Ia menyebut fenomena ini sebagai alarm keras bagi pemerintah untuk segera mengevaluasi sistem rekrutmen aparatur sipil negara (ASN) secara menyeluruh.
"Proses rekrutmen CPNS tidak boleh hanya bersifat administratif. Harus ada evaluasi menyeluruh dengan perencanaan matang dan pendekatan yang lebih strategis, mulai dari penyusunan formasi hingga penempatan akhir. Kalau tidak, kita akan terus menghadapi persoalan seperti ini," kata Puan kepada wartawan, Jumat (25/4).
Menurut Puan, gelombang pengunduran diri ini berpotensi membuat negara kehilangan talenta berkualitas yang dibutuhkan untuk memperkuat pelayanan publik.
"Negara bisa kehilangan potensi sumber daya manusia yang berkualitas untuk memperkuat pelayanan publik. Ini tantangan nyata bagi kita semua," ujar Puan.

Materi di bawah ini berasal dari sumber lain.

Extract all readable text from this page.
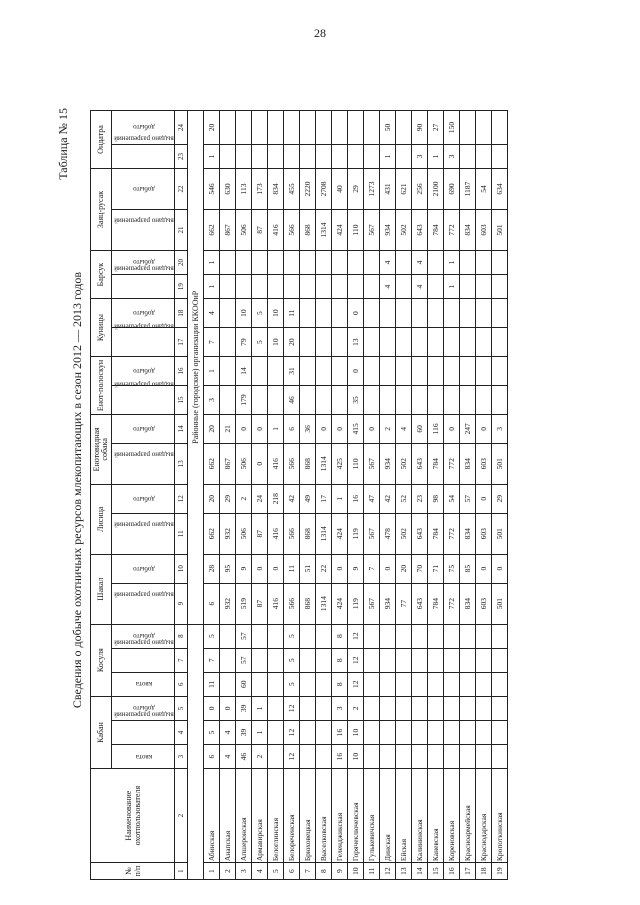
28
Таблица № 15
Сведения о добыче охотничьих ресурсов млекопитающих в сезон 2012 — 2013 годов
№ п/п	Наименование охотпользователя	Кабан			Косуля			Шакал		Лисица		Енотовидная собака		Енот-полоскун		Куницы		Барсук		Заяц-русак		Ондатра	
		квота	выдано разрешений	добыто	квота	выдано разрешений	добыто	выдано разрешений	добыто	выдано разрешений	добыто	выдано разрешений	добыто	выдано разрешений	добыто	выдано разрешений	добыто	выдано разрешений	добыто	выдано разрешений	добыто	выдано разрешений	добыто
1	2	3	4	5	6	7	8	9	10	11	12	13	14	15	16	17	18	19	20	21	22	23	24
								Районные (городские) организации ККООиР															
1	Абинская	6	5	0	11	7	5	6	28	662	20	662	20	3	1	7	4	1	1	662	546	1	20
2	Анапская	4	4	0				932	95	932	29	867	21							867	630		
3	Апшеронская	46	39	39	60	57	57	519	9	506	2	506	0	179	14	79	10			506	113		
4	Армавирская	2	1	1				87	0	87	24	0	0			5	5			87	173		
5	Белоглинская							416	0	416	218	416	1			10	10			416	834		
6	Белореченская	12	12	12	5	5	5	566	11	566	42	566	6	46	31	20	11			566	455		
7	Брюховецкая							868	51	868	49	868	36							868	2220		
8	Выселковская							1314	22	1314	17	1314	0							1314	2708		
9	Геленджикская	16	16	3	8	8	8	424	0	424	1	425	0							424	40		
10	Горячеключевская	10	10	2	12	12	12	119	9	119	16	110	415	35	0	13	0			110	29		
11	Гулькевичская							567	7	567	47	567	0							567	1273		
12	Динская							934	0	478	42	934	2					4	4	934	431	1	50
13	Ейская							77	20	502	52	502	4							502	621		
14	Калининская							643	70	643	23	643	60					4	4	643	256	3	90
15	Каневская							784	71	784	98	784	116							784	2100	1	27
16	Кореновская							772	75	772	54	772	0					1	1	772	690	3	150
17	Красноармейская							834	85	834	57	834	247							834	1187		
18	Краснодарская							603	0	603	0	603	0							603	54		
19	Кропоткинская							501	0	501	29	501	3							501	634		
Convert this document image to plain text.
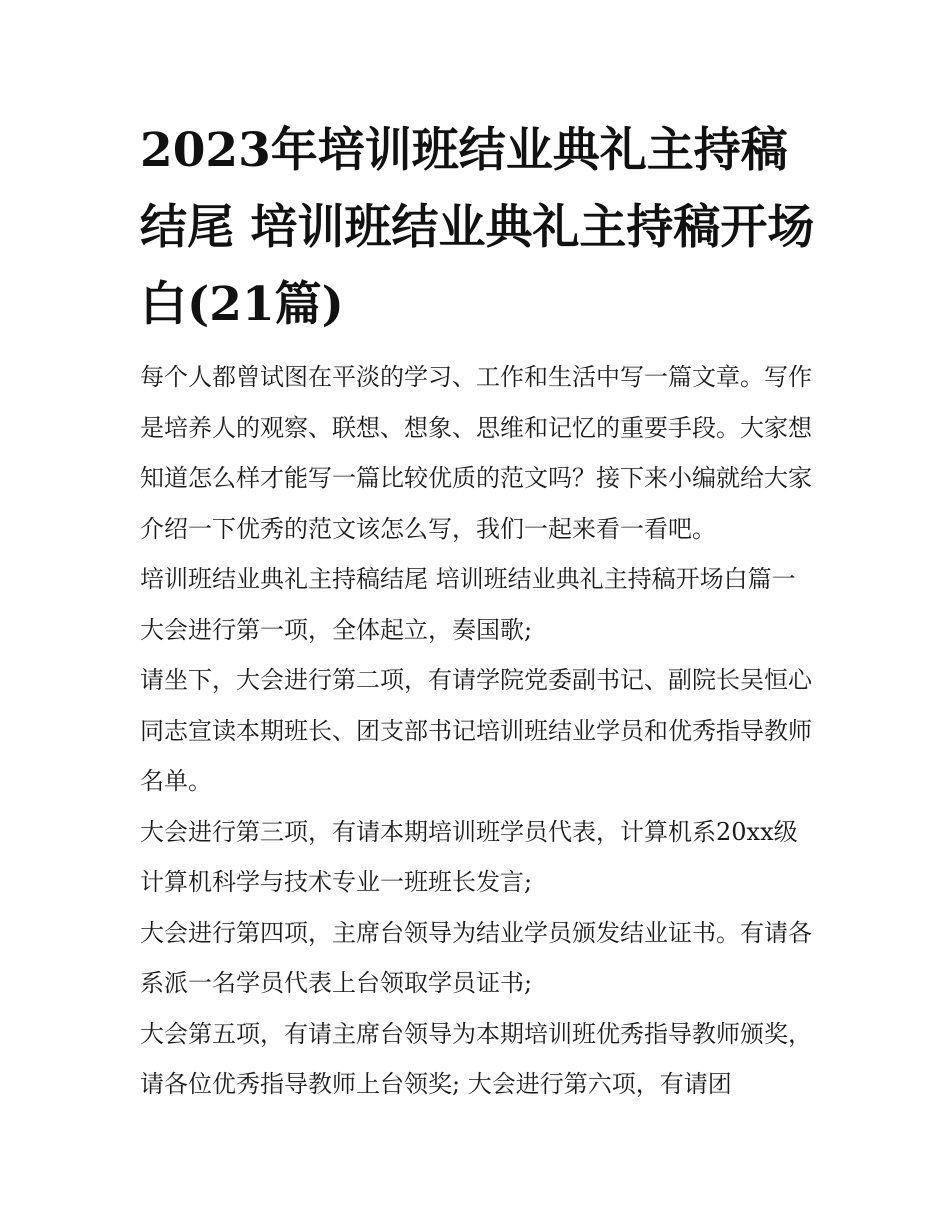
2023年培训班结业典礼主持稿结尾 培训班结业典礼主持稿开场白(21篇)

每个人都曾试图在平淡的学习、工作和生活中写一篇文章。写作是培养人的观察、联想、想象、思维和记忆的重要手段。大家想知道怎么样才能写一篇比较优质的范文吗？接下来小编就给大家介绍一下优秀的范文该怎么写，我们一起来看一看吧。

培训班结业典礼主持稿结尾 培训班结业典礼主持稿开场白篇一 大会进行第一项，全体起立，奏国歌;

请坐下，大会进行第二项，有请学院党委副书记、副院长吴恒心同志宣读本期班长、团支部书记培训班结业学员和优秀指导教师名单。

大会进行第三项，有请本期培训班学员代表，计算机系20xx级计算机科学与技术专业一班班长发言;

大会进行第四项，主席台领导为结业学员颁发结业证书。有请各系派一名学员代表上台领取学员证书;

大会第五项，有请主席台领导为本期培训班优秀指导教师颁奖，请各位优秀指导教师上台领奖; 大会进行第六项，有请团
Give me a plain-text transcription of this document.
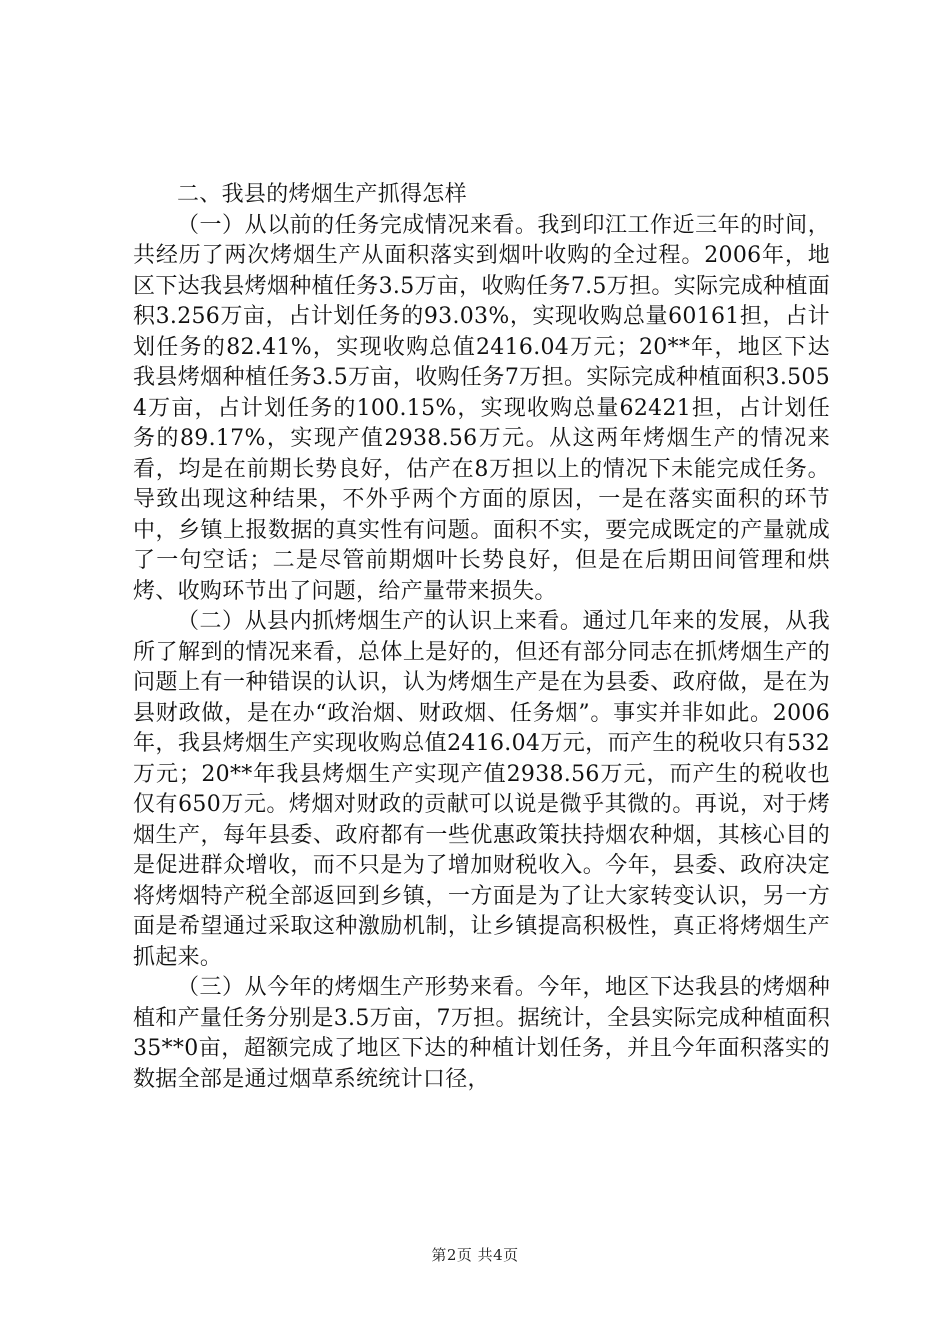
二、我县的烤烟生产抓得怎样

（一）从以前的任务完成情况来看。我到印江工作近三年的时间，共经历了两次烤烟生产从面积落实到烟叶收购的全过程。2006年，地区下达我县烤烟种植任务3.5万亩，收购任务7.5万担。实际完成种植面积3.256万亩，占计划任务的93.03%，实现收购总量60161担，占计划任务的82.41%，实现收购总值2416.04万元；20**年，地区下达我县烤烟种植任务3.5万亩，收购任务7万担。实际完成种植面积3.5054万亩，占计划任务的100.15%，实现收购总量62421担，占计划任务的89.17%，实现产值2938.56万元。从这两年烤烟生产的情况来看，均是在前期长势良好，估产在8万担以上的情况下未能完成任务。导致出现这种结果，不外乎两个方面的原因，一是在落实面积的环节中，乡镇上报数据的真实性有问题。面积不实，要完成既定的产量就成了一句空话；二是尽管前期烟叶长势良好，但是在后期田间管理和烘烤、收购环节出了问题，给产量带来损失。

（二）从县内抓烤烟生产的认识上来看。通过几年来的发展，从我所了解到的情况来看，总体上是好的，但还有部分同志在抓烤烟生产的问题上有一种错误的认识，认为烤烟生产是在为县委、政府做，是在为县财政做，是在办“政治烟、财政烟、任务烟”。事实并非如此。2006年，我县烤烟生产实现收购总值2416.04万元，而产生的税收只有532万元；20**年我县烤烟生产实现产值2938.56万元，而产生的税收也仅有650万元。烤烟对财政的贡献可以说是微乎其微的。再说，对于烤烟生产，每年县委、政府都有一些优惠政策扶持烟农种烟，其核心目的是促进群众增收，而不只是为了增加财税收入。今年，县委、政府决定将烤烟特产税全部返回到乡镇，一方面是为了让大家转变认识，另一方面是希望通过采取这种激励机制，让乡镇提高积极性，真正将烤烟生产抓起来。

（三）从今年的烤烟生产形势来看。今年，地区下达我县的烤烟种植和产量任务分别是3.5万亩，7万担。据统计，全县实际完成种植面积35**0亩，超额完成了地区下达的种植计划任务，并且今年面积落实的数据全部是通过烟草系统统计口径，

第2页 共4页
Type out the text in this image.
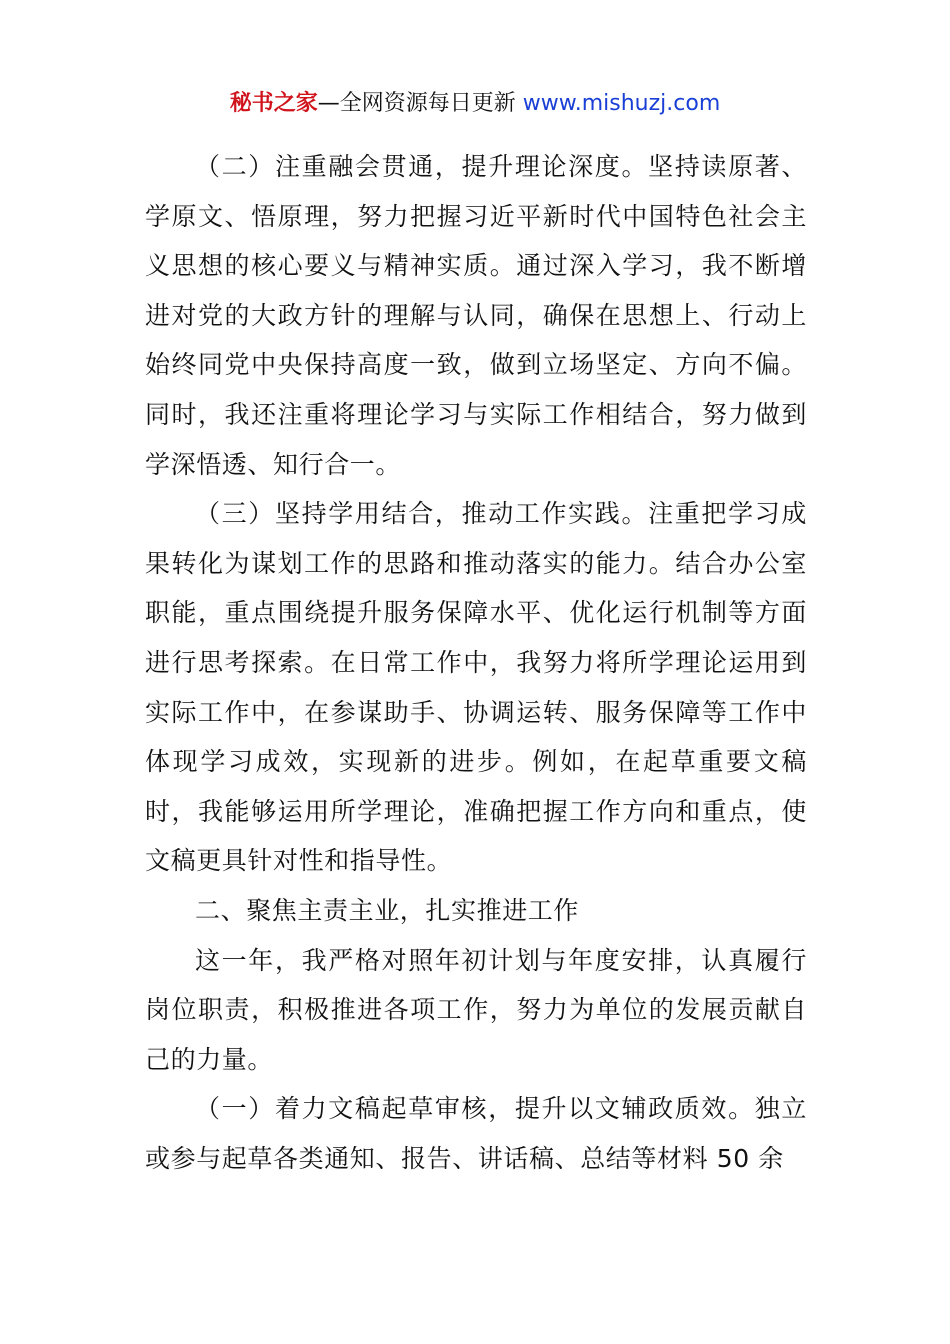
秘书之家—全网资源每日更新 www.mishuzj.com

（二）注重融会贯通，提升理论深度。坚持读原著、学原文、悟原理，努力把握习近平新时代中国特色社会主义思想的核心要义与精神实质。通过深入学习，我不断增进对党的大政方针的理解与认同，确保在思想上、行动上始终同党中央保持高度一致，做到立场坚定、方向不偏。同时，我还注重将理论学习与实际工作相结合，努力做到学深悟透、知行合一。

（三）坚持学用结合，推动工作实践。注重把学习成果转化为谋划工作的思路和推动落实的能力。结合办公室职能，重点围绕提升服务保障水平、优化运行机制等方面进行思考探索。在日常工作中，我努力将所学理论运用到实际工作中，在参谋助手、协调运转、服务保障等工作中体现学习成效，实现新的进步。例如，在起草重要文稿时，我能够运用所学理论，准确把握工作方向和重点，使文稿更具针对性和指导性。

二、聚焦主责主业，扎实推进工作

这一年，我严格对照年初计划与年度安排，认真履行岗位职责，积极推进各项工作，努力为单位的发展贡献自己的力量。

（一）着力文稿起草审核，提升以文辅政质效。独立或参与起草各类通知、报告、讲话稿、总结等材料 50 余
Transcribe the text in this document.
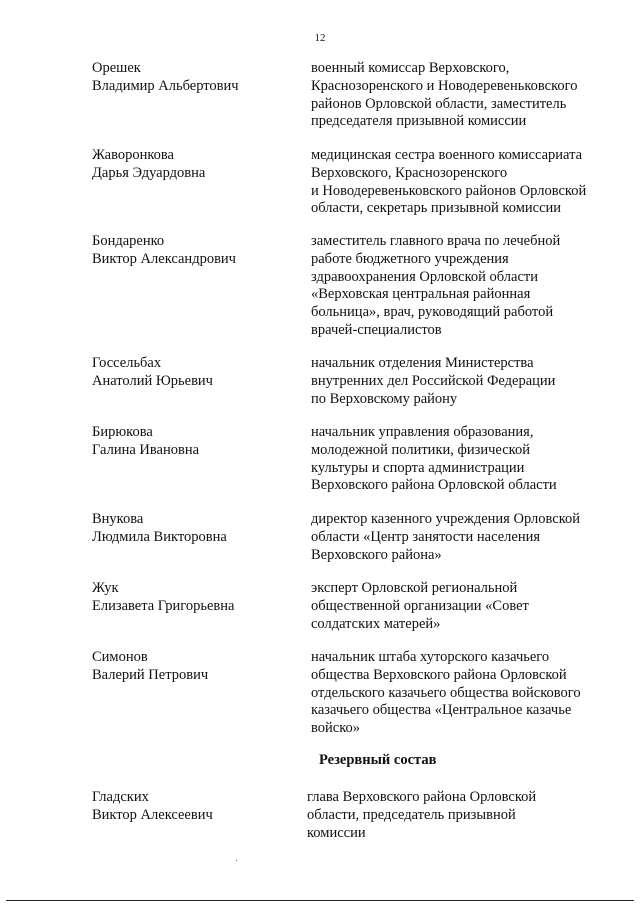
12
Орешек
Владимир Альбертович
военный комиссар Верховского,
Краснозоренского и Новодеревеньковского
районов Орловской области, заместитель
председателя призывной комиссии
Жаворонкова
Дарья Эдуардовна
медицинская сестра военного комиссариата
Верховского, Краснозоренского
и Новодеревеньковского районов Орловской
области, секретарь призывной комиссии
Бондаренко
Виктор Александрович
заместитель главного врача по лечебной
работе бюджетного учреждения
здравоохранения Орловской области
«Верховская центральная районная
больница», врач, руководящий работой
врачей-специалистов
Госсельбах
Анатолий Юрьевич
начальник отделения Министерства
внутренних дел Российской Федерации
по Верховскому району
Бирюкова
Галина Ивановна
начальник управления образования,
молодежной политики, физической
культуры и спорта администрации
Верховского района Орловской области
Внукова
Людмила Викторовна
директор казенного учреждения Орловской
области «Центр занятости населения
Верховского района»
Жук
Елизавета Григорьевна
эксперт Орловской региональной
общественной организации «Совет
солдатских матерей»
Симонов
Валерий Петрович
начальник штаба хуторского казачьего
общества Верховского района Орловской
отдельского казачьего общества войскового
казачьего общества «Центральное казачье
войско»
Резервный состав
Гладских
Виктор Алексеевич
глава Верховского района Орловской
области, председатель призывной
комиссии
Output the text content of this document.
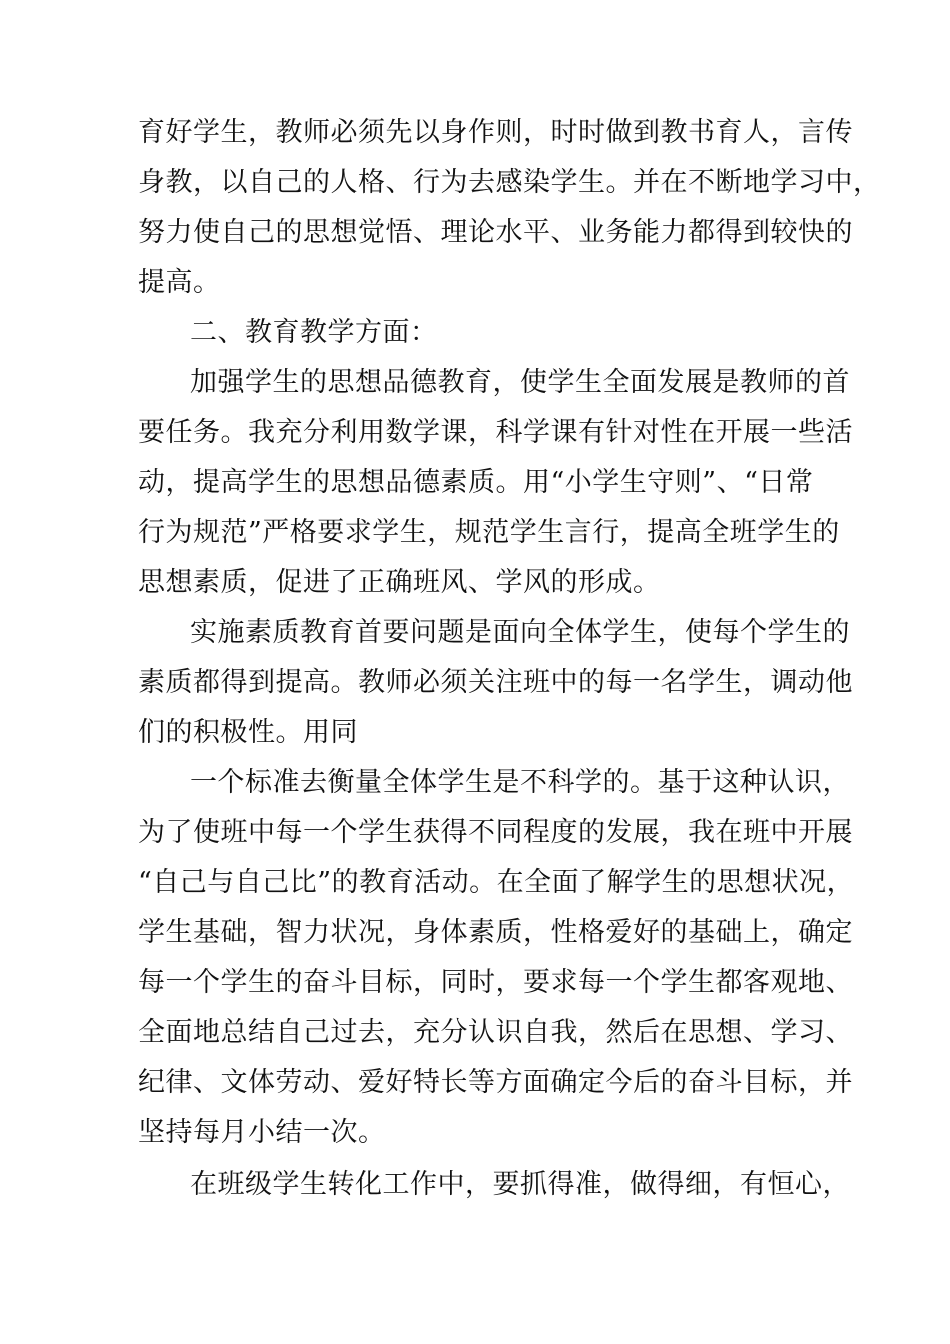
育好学生，教师必须先以身作则，时时做到教书育人，言传
身教，以自己的人格、行为去感染学生。并在不断地学习中，
努力使自己的思想觉悟、理论水平、业务能力都得到较快的
提高。
二、教育教学方面：
加强学生的思想品德教育，使学生全面发展是教师的首
要任务。我充分利用数学课，科学课有针对性在开展一些活
动，提高学生的思想品德素质。用“小学生守则”、“日常
行为规范”严格要求学生，规范学生言行，提高全班学生的
思想素质，促进了正确班风、学风的形成。
实施素质教育首要问题是面向全体学生，使每个学生的
素质都得到提高。教师必须关注班中的每一名学生，调动他
们的积极性。用同
一个标准去衡量全体学生是不科学的。基于这种认识，
为了使班中每一个学生获得不同程度的发展，我在班中开展
“自己与自己比”的教育活动。在全面了解学生的思想状况，
学生基础，智力状况，身体素质，性格爱好的基础上，确定
每一个学生的奋斗目标，同时，要求每一个学生都客观地、
全面地总结自己过去，充分认识自我，然后在思想、学习、
纪律、文体劳动、爱好特长等方面确定今后的奋斗目标，并
坚持每月小结一次。
在班级学生转化工作中，要抓得准，做得细，有恒心，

Ia menyoroti pentingnya penempatan yang tepat, terutama di wilayah tertinggal, terdepan, dan terluar (3T). Menurutnya, perlu ada insentif memadai, peluang karier yang adil, dan dukungan infrastruktur agar ASN dapat bekerja dan hidup secara layak di daerah penugasan.
"Penempatan ASN, terutama di daerah 3T harus disertai dengan insentif yang layak, peluang pengembangan karier yang adil, serta infrastruktur yang mendukung agar mereka bisa bekerja dengan optimal dan hidup dengan layak," pungkasnya.
Fenomena ini menjadi sorotan nasional, dan publik menunggu langkah konkret pemerintah untuk memperbaiki sistem seleksi dan penempatan ASN.